W3C home > Mailing lists > Public > public-web-plugins@w3.org > September 2003

Microsoft benefits a lot by loosing (?)

From: Reza Roboubi <reza@requestfinder.com>
Date: Wed, 10 Sep 2003 11:18:46 -0700
Message-ID: <3F5F6B06.3A28E5B6@requestfinder.com>
To: W3C Public Web Plugins List <public-web-plugins@w3.org>

Hector Santos wrote: 
> If it was anything else, this would be an easy patent claim to refute
> and circumvent.  For example, a NON-WEB BROWSER that offers its own
> proprietary component system such as our Wildcat!  Navigator.

This is exactly what worries me.

The more I read about this patent, the more I think: "why would
Microsoft _want_ to win this case?"  Let us assume for a moment that
this software giant lost, not because it was either stupid, or just
plain incapable, of winning such a silly case.

It seems that they can benefit a _great_ deal by loosing.

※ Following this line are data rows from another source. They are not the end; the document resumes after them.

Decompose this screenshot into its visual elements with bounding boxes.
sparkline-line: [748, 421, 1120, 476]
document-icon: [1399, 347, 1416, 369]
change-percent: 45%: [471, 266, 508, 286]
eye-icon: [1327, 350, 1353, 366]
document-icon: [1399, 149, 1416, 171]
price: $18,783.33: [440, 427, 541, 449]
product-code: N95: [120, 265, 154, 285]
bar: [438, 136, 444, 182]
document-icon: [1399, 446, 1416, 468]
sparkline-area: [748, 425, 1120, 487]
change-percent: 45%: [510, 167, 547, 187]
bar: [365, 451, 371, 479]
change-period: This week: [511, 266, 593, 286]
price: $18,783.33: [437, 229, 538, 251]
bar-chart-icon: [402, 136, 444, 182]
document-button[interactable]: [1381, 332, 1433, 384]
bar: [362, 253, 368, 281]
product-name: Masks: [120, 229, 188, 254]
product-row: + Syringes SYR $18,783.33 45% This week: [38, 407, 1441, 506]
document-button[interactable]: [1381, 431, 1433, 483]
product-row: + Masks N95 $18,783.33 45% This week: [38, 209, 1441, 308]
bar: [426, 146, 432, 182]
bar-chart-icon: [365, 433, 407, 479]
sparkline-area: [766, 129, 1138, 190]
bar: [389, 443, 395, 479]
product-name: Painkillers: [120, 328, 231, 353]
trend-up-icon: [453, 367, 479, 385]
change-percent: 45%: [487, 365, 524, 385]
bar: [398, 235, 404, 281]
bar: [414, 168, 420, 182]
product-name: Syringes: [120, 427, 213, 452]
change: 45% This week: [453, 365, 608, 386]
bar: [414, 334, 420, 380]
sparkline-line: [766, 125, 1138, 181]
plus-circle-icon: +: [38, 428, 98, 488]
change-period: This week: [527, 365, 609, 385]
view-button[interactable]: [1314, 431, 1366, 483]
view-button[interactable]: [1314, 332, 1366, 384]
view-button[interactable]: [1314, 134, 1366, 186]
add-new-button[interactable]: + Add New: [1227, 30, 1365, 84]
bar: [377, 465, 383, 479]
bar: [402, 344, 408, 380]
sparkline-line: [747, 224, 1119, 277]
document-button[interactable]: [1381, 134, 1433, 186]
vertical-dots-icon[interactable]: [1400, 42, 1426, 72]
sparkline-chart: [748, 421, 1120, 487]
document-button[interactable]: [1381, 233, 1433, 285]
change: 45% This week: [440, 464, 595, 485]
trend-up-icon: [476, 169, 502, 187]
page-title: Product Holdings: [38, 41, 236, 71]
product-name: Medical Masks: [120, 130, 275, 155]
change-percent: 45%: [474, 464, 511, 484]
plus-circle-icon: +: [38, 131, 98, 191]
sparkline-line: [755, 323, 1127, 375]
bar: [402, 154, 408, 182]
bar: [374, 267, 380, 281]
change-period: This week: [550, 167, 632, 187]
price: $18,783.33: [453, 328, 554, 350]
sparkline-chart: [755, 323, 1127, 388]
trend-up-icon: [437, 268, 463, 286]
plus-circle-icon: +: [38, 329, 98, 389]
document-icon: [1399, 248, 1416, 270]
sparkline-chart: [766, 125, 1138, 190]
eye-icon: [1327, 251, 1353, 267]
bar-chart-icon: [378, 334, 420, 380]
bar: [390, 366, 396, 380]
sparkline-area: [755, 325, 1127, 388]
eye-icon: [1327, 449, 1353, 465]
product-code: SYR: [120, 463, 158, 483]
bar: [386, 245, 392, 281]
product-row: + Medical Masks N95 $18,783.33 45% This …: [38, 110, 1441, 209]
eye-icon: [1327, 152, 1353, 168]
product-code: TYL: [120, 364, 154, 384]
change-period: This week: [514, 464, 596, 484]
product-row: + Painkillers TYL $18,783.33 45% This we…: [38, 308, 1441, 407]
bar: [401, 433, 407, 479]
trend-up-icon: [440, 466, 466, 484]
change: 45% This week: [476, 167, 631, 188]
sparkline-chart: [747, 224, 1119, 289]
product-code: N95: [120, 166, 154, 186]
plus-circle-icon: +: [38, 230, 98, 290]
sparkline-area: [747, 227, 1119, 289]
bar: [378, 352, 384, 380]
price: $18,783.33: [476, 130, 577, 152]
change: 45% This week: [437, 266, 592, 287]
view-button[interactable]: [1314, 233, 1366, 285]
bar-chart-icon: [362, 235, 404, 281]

If they loose, then some smaller third parties won't be able to
distribute their ActiveX to IE users.  That may harm MS. But most people
don't regularly download (small) third party ActiveX components from
the web anyway.  Downloading untrusted content?  That's the whole
thing you want to avoid while surfing.

The GREAT benefit to MS on the other hand, is FULL control over the
browser market (finally!)  That feels rather cunning, don't you think?
MS has been bombarded by lawsuits from left and right.  Now it's
highly controversial C# must compete with a truly platform independent
Java, running on non-MS OS's.

What better way, than to turn the legal system to it's rescue this
time?  Now MS can go ahead and create it's own FULLY proprietary and
closed IE, with C#, VB, and proprietary MS libraries embedded
inseparably into the heart of IE.  Oh, the "visual display area," that
you rightly pointed out was central to this patent, is NO more: C# and
VB script can directly manipulate the DOM! Just like JavaScript does
today.  And MS RULES the free world.  Use IE or die.

Unless, the W3C mobilizes it's forces, and _standardizes_ JavaScript
into a complete programming language, to be implemented by Mozilla and
other compliant browsers.

If we did that, wouldn't you guys benefit technically? At the same time
of course, W3C will pursue other legal avenues already mentioned here.